Another silence.

“Well, go on; I’m waiting.”

“Why should the man ask me to go see him?” asked Hewitt, passionately. “He—”

“But, my dear boy!” protested Curtiss.

“Don’t! don’t!” Horace drew away pettishly. “When you bluff like that, you make me sick. Bradley has done everything he ought to have done, and more too,” he went on quietly. “If I expect more, I’m a fool; if you do, you’re a hypocrite! Bradley might have written me a polite note, and considered the thing square. Instead of that he took the trouble to climb up here to apologise and thank me. He was well-bred and polite and unget-at-able,—the way gentlemen ought to be. And that’s all; that’s the end of it. We’ll never see each other again; why should we? I suppose if I’d gone to any other college in the country, and this had happened, Bradley would have put his paws on my shoulders and lapped my face; and we’d have roomed together next year, and proposed to each other’s sisters on Class Day. But I didn’t go to any other college; I’m damned glad I didn’t,—everybody always is. I don’t know why, but I am. Between you and Bradley, I’ve learned more about this place than I ever knew there was to know. If I could write, I’d knock the spots out of any magazine article on Harvard that’s ever been printed.” Horace stopped and looked out of the window. What he had been saying was a curious mixture of bitterness and indifference.
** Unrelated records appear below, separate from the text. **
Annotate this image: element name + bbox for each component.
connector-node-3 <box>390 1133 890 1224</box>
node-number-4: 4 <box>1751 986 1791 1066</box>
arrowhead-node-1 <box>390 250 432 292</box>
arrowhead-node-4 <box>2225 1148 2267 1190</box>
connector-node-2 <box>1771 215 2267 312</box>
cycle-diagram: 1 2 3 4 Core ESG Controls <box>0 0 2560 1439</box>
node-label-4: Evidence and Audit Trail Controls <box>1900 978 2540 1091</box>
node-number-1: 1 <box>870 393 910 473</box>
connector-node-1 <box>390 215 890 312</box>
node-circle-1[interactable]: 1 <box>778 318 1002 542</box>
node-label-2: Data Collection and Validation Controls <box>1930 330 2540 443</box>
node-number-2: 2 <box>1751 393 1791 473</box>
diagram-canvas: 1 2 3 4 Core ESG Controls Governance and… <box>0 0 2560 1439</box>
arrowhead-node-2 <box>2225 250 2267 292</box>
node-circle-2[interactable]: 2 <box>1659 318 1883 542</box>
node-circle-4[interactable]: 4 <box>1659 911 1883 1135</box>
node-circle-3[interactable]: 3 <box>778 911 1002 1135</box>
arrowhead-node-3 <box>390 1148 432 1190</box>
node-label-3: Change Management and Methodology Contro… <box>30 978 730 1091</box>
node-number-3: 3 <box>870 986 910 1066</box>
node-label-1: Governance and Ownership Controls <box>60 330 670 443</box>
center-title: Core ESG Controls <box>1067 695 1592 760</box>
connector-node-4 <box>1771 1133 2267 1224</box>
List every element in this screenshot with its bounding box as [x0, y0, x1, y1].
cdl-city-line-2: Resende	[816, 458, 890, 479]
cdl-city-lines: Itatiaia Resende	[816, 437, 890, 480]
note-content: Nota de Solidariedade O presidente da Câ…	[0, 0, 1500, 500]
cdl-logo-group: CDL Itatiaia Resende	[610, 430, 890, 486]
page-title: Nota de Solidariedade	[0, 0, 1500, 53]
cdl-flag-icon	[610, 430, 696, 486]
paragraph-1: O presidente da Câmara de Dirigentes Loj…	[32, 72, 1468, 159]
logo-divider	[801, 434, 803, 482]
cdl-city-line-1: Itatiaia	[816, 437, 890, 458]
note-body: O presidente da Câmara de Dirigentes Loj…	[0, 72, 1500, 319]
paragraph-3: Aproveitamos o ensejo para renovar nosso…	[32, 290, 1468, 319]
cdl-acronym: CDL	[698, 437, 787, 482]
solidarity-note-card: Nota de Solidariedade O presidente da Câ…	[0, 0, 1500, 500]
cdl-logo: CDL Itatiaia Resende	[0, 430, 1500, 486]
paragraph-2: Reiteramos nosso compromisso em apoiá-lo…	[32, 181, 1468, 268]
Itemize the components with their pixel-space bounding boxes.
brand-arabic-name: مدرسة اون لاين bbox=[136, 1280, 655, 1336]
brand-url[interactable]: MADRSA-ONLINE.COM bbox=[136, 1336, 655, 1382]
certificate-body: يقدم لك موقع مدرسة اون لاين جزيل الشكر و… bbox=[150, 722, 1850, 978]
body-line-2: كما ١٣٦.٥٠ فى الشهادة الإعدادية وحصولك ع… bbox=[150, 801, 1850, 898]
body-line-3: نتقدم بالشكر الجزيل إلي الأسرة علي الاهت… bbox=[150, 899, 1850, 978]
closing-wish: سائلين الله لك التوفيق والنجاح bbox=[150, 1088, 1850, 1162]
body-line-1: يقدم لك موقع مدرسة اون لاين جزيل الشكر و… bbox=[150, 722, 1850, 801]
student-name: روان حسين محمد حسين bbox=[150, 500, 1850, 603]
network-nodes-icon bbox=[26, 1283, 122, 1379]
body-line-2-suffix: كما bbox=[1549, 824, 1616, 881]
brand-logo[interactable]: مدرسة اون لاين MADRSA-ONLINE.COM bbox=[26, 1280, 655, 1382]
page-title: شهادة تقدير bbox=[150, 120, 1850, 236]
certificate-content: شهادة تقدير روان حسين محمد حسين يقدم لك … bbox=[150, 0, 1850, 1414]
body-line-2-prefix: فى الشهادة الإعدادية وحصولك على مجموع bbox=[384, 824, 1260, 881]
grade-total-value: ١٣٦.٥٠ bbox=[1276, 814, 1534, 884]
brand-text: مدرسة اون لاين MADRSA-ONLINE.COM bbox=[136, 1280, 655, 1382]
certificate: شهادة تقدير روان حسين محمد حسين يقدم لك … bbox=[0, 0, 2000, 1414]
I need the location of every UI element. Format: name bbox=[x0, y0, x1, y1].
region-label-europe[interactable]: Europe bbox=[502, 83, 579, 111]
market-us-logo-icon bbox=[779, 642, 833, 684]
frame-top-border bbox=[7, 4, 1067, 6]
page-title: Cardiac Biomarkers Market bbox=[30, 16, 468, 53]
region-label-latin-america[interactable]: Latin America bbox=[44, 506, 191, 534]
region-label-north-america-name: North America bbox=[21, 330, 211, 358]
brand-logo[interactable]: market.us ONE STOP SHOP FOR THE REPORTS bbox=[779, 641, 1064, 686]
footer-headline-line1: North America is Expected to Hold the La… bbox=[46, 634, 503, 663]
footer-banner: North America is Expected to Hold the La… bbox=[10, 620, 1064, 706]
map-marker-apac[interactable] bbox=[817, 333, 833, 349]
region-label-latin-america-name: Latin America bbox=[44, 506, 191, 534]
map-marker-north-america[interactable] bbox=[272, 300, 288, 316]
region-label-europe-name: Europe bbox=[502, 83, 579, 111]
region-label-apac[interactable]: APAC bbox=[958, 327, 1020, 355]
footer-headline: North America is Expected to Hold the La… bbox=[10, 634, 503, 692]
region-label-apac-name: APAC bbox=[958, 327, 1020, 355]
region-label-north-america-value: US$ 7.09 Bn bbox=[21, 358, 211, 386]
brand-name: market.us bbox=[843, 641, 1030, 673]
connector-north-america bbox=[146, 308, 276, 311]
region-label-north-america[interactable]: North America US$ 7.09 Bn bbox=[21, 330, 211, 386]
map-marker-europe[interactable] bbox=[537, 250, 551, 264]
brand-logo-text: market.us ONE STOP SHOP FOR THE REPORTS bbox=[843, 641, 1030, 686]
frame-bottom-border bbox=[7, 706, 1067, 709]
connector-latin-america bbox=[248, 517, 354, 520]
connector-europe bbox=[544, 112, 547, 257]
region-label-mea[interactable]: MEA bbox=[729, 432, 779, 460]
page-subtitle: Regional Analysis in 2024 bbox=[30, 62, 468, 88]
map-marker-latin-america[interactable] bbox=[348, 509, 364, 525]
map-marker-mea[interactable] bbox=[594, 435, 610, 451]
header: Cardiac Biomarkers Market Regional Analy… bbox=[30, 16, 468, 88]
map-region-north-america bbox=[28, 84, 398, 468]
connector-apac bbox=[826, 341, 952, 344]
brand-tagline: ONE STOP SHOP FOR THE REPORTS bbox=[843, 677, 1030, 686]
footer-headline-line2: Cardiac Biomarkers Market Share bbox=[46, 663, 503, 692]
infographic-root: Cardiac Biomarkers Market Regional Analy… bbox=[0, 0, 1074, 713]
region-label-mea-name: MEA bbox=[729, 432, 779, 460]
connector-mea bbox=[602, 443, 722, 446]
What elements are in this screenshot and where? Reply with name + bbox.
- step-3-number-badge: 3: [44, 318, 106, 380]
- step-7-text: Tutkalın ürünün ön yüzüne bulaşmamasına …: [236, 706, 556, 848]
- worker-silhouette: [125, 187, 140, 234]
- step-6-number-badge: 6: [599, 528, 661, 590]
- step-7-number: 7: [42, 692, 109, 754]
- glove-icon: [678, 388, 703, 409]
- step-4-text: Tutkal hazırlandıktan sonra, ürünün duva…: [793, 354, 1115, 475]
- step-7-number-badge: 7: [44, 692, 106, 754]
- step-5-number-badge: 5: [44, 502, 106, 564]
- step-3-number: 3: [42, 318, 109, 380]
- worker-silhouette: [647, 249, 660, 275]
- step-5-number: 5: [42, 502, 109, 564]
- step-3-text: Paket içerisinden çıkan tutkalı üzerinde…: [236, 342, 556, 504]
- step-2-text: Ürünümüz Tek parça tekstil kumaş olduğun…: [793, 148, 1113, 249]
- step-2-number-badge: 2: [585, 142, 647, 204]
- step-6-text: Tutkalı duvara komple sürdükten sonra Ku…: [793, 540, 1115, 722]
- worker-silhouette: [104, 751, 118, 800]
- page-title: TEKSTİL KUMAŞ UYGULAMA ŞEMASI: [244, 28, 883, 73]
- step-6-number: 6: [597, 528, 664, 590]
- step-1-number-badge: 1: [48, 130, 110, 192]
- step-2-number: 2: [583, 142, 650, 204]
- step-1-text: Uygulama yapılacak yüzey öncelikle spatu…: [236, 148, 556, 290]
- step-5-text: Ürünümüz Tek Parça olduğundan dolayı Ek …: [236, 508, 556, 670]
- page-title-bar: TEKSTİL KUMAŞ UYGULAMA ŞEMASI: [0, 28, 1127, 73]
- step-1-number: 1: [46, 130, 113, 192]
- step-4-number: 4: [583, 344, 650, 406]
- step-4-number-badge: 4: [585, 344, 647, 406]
“Come, let’s take a walk,” he exclaimed briskly, in another tone.

“Yes, let’s,” answered Curtiss; “that’s what I came for,” and he began to hum, while Horace was looking for a hat,—

“Oh, Harvard was old Harvard
When—”

THE SERPENT’S TOOTH

“COLLEGE LIFE,” murmur old men, as they pause a moment, before getting into bed, and listen to the singing of some drunken cabmen in the street below.